Further, the action of the FDA in permitting such marketing of large classes of me-too drugs violates its own regulations. See, 21 C.F.R. §§ 314.1(a)(f), 314.012 (1974); Nader v. Nuclear Regulatory Commission, 168 U.S.App.D.C. 255, 513 F.2d 1045, 1051 (1975); Borough of Lansdale v. FPC, 161 U.S.App.D.C. 185, 494 F.2d 1104, 1113 & n.42 (1974). The implication that the FDA seeks to find in the language of the July 14, 1970 notice is an impermissible one. The Court recognizes that the FDA is to be given the administrative flexibility to make regulations and to determine the new drug status of individual drugs or classes of drugs. See, Weinberger v. Bentex Pharmaceuticals, Inc., 412 U.S. 645, 653, 93 S. Ct. 2488, 37 L. Ed. 2d 235 (1973); National Nutritional Foods Ass'n. v. Weinberger, 512 F.2d 688, 696-98 (2d Cir. 1975). Certainly it has the power to promulgate regulations that adopt a monograph procedure for human prescription drugs similar to that adopted for over-the-counter drugs whereby a drug or drugs may be declared to be no longer new drugs. See, 21 C.F.R. § 330.10 (1974). The FDA can regulate the bioequivalence and special manufacturing problems through its general rule-making power, 21 U.S.C. § 371 (1970). However, the argument that the FDA lacks the administrative resources to insure compliance with section 355 cannot be permitted to postpone to some indefinite future date the implementation of the required preclearance approval of new drug applications. See, Calvert Cliffs' Coordinating Committee, Inc. v. United States Atomic Energy Commission, 146 U.S.App.D.C. 33, 449 F.2d 1109, 1115 (1971).
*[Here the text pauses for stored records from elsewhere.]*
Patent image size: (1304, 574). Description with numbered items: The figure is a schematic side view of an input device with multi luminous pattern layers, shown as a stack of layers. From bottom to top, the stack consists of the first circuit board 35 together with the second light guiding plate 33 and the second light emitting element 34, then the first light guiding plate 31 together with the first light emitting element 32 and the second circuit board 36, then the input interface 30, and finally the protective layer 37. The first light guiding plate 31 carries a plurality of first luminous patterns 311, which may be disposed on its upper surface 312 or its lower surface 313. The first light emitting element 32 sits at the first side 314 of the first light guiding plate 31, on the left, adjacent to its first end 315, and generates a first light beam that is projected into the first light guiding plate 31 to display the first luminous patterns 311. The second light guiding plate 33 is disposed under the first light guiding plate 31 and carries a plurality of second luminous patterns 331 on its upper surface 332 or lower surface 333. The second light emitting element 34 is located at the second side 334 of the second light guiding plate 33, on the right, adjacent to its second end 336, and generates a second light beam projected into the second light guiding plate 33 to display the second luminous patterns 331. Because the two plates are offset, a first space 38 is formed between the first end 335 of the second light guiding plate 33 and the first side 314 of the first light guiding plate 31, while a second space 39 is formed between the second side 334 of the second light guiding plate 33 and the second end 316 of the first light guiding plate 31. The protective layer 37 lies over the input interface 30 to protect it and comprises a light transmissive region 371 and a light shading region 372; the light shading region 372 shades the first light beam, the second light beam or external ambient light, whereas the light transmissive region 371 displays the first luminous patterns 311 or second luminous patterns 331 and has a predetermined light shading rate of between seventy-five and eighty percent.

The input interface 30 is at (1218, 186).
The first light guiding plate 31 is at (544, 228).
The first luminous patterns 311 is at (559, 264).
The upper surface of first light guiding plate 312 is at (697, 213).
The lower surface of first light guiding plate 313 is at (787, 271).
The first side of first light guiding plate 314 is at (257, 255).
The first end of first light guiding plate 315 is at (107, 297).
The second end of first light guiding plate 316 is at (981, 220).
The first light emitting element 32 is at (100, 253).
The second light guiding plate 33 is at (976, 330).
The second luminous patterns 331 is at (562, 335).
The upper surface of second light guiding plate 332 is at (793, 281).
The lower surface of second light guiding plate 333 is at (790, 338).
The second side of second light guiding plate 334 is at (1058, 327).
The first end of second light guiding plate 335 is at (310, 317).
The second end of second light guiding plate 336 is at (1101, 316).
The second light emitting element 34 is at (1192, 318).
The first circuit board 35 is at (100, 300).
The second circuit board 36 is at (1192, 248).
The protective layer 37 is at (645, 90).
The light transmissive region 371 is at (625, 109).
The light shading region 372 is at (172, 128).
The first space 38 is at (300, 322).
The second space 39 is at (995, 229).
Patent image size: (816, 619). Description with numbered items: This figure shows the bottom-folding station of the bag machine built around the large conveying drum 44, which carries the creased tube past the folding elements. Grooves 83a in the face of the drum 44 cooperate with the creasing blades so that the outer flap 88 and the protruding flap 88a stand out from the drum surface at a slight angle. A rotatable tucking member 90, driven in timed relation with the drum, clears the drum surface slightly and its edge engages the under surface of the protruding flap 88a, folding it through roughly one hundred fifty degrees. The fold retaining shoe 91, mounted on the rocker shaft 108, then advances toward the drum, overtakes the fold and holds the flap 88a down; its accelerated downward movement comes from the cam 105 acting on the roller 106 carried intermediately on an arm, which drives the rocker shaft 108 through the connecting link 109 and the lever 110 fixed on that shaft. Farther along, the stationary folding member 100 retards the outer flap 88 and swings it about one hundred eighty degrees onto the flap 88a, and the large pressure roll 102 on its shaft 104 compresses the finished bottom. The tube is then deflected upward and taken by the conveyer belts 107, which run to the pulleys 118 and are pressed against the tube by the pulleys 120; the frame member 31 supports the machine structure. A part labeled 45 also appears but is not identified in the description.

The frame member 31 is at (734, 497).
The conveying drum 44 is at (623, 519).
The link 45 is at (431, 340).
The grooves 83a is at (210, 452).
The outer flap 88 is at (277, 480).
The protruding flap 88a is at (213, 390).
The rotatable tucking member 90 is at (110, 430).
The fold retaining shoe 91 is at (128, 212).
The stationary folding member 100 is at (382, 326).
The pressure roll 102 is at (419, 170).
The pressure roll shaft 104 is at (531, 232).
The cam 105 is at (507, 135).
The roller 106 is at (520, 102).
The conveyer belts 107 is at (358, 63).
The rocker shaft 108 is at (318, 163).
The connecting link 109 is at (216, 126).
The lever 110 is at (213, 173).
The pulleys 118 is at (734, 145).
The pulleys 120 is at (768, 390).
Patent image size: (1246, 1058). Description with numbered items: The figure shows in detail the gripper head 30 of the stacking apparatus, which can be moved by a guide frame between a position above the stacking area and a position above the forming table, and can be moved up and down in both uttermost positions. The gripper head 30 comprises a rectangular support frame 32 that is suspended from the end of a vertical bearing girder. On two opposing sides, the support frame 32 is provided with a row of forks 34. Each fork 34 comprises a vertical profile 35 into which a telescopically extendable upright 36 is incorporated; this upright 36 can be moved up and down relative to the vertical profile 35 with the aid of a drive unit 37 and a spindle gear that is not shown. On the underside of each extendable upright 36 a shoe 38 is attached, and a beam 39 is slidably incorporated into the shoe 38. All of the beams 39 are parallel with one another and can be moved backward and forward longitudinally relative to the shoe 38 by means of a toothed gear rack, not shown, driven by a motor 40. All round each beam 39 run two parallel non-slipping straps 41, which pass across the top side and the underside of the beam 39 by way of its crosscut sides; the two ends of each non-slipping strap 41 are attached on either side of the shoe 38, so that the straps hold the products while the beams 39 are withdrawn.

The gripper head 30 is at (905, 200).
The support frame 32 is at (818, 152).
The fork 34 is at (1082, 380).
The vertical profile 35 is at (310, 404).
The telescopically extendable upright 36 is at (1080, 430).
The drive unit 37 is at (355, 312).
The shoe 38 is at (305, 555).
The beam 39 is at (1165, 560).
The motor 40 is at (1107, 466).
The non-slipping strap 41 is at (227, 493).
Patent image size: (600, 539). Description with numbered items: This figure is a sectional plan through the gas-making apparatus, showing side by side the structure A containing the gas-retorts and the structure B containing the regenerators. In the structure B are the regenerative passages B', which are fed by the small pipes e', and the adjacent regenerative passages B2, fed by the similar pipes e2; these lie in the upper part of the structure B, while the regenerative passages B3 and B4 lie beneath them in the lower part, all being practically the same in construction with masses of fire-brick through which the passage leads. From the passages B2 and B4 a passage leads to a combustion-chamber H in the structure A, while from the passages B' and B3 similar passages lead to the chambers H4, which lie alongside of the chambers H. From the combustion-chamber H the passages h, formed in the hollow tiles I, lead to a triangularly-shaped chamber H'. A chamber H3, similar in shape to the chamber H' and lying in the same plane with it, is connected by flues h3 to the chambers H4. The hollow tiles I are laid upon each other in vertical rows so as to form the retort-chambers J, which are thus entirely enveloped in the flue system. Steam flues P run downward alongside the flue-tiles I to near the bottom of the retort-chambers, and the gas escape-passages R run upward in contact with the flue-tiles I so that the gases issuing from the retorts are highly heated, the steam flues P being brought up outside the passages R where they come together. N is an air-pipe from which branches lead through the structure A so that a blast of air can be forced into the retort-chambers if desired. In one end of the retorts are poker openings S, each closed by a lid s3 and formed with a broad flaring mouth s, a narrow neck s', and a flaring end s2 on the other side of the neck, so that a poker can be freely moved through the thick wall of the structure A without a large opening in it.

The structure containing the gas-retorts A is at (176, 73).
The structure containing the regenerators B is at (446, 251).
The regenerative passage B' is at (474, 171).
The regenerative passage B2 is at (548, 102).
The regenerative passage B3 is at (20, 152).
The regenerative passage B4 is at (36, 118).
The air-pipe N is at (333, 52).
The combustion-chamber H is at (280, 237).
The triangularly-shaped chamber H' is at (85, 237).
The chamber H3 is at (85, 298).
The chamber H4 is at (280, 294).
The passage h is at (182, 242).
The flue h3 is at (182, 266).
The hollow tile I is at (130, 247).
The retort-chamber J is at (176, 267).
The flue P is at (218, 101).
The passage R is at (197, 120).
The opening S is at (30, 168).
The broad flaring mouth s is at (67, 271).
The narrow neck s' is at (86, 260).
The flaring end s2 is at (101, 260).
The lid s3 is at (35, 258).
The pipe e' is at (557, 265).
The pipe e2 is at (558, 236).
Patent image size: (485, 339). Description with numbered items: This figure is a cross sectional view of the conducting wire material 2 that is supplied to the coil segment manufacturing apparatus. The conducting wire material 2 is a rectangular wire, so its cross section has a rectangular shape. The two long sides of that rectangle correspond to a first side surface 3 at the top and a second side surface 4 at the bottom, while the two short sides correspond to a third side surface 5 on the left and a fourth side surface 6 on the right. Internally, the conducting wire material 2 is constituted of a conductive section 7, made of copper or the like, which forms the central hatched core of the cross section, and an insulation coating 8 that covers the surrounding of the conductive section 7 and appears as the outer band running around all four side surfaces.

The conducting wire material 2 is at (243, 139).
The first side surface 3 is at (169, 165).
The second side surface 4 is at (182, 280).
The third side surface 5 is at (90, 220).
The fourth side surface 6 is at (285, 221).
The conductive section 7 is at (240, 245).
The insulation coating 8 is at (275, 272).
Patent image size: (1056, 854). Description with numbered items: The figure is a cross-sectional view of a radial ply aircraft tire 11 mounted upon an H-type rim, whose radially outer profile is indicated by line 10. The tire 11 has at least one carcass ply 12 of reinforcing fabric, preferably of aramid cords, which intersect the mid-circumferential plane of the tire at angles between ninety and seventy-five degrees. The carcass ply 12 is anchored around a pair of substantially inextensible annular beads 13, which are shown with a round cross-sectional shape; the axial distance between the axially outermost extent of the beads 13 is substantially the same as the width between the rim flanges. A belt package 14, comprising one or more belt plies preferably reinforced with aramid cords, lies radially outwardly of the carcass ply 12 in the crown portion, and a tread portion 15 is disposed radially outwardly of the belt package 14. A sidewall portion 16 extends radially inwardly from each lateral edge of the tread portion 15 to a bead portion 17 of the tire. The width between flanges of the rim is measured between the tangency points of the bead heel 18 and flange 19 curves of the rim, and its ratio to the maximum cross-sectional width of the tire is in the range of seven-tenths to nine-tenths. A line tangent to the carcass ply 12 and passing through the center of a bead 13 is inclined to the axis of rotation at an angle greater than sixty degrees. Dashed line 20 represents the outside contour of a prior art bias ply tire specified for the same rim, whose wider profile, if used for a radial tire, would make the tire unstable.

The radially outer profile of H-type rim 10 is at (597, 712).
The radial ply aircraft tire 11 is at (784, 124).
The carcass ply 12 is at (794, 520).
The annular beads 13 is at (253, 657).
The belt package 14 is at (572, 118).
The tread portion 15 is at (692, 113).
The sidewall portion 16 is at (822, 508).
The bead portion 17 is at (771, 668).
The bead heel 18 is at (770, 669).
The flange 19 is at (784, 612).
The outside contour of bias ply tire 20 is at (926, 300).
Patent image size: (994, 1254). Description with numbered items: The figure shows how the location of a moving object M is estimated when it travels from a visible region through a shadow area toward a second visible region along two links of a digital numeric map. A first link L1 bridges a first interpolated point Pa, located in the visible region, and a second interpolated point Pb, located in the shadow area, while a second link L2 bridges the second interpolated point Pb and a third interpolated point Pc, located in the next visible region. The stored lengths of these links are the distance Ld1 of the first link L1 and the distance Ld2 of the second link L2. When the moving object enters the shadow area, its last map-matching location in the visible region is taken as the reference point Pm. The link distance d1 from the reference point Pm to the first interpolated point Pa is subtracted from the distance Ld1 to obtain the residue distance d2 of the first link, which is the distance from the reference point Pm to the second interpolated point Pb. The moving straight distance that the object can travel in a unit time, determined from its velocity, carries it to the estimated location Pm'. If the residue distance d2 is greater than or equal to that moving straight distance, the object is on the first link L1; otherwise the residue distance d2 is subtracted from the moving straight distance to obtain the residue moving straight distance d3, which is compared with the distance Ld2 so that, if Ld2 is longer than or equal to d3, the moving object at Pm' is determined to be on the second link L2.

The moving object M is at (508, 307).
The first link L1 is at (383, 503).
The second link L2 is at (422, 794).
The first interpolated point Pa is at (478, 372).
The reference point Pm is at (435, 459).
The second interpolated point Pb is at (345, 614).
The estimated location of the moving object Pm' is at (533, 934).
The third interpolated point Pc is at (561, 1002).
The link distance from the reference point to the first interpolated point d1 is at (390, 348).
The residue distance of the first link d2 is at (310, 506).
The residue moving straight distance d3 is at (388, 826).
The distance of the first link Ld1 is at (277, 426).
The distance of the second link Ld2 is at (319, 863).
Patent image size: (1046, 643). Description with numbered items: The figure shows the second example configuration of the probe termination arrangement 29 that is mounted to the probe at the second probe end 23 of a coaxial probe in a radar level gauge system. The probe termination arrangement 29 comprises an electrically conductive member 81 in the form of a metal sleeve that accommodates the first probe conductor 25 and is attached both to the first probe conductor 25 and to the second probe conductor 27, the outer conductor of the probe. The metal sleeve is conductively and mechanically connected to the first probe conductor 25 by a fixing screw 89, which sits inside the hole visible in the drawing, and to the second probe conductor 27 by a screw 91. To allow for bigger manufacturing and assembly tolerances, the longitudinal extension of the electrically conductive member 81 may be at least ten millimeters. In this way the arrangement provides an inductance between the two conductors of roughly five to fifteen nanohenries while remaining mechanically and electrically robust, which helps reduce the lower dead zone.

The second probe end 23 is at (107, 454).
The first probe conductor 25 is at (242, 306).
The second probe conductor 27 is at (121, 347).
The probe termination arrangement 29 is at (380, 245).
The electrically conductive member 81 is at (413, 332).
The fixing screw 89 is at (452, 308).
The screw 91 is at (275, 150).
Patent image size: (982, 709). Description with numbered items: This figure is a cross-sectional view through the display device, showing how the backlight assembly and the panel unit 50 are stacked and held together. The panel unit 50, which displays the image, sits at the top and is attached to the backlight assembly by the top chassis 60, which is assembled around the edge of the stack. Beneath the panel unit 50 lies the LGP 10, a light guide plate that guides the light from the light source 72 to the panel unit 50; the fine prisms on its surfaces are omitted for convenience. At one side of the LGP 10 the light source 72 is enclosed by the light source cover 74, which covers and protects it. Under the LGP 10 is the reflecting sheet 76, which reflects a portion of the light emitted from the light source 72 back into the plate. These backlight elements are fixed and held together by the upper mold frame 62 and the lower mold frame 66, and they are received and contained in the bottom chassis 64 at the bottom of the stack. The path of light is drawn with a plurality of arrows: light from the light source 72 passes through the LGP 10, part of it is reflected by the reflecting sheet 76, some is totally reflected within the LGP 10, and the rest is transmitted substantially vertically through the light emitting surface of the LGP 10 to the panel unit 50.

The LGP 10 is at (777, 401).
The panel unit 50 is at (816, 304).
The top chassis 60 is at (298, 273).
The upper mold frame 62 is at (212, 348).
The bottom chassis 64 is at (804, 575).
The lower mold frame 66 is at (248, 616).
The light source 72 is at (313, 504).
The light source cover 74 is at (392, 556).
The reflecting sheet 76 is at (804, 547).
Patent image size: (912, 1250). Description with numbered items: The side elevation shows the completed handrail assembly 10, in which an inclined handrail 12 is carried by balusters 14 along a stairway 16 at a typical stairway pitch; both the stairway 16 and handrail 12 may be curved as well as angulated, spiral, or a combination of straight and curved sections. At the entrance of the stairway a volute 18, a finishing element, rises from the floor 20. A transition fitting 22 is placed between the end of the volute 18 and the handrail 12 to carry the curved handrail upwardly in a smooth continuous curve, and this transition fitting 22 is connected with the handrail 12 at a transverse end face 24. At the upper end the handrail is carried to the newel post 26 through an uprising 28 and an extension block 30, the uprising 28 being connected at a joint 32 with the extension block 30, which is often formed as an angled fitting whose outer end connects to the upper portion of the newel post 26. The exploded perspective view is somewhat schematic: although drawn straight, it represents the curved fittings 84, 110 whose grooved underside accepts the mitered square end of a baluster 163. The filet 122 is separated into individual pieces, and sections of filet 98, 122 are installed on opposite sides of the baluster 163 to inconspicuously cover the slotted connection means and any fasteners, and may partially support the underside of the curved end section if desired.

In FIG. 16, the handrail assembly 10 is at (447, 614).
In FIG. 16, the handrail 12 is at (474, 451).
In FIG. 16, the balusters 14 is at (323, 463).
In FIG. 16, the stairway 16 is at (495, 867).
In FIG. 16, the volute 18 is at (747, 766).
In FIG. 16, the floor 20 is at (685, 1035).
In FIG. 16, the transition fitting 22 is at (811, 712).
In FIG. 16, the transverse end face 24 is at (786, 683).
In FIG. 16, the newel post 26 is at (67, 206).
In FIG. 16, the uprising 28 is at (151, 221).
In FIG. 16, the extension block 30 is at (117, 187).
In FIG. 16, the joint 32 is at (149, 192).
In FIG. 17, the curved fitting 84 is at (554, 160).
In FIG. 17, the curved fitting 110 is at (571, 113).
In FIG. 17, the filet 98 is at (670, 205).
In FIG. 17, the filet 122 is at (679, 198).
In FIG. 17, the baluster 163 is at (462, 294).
The Court gives particular weight to the fact that the amicus curiae is the Pharmaceutical Manufacturers Association whose members numerically would favor me-too companies, but said Association calls attention to the dangers inherent in releasing untested me-toos for ingestion by the general public.
Summary judgment will therefore be entered for the plaintiff.
Defendants will be permanently enjoined from implementing its policy which permits the introduction into interstate commerce without an approved new drug application of prescription drugs which the FDA has previously declared to be new drugs within the meaning of 21 U.S.C. § 321(p) (1970).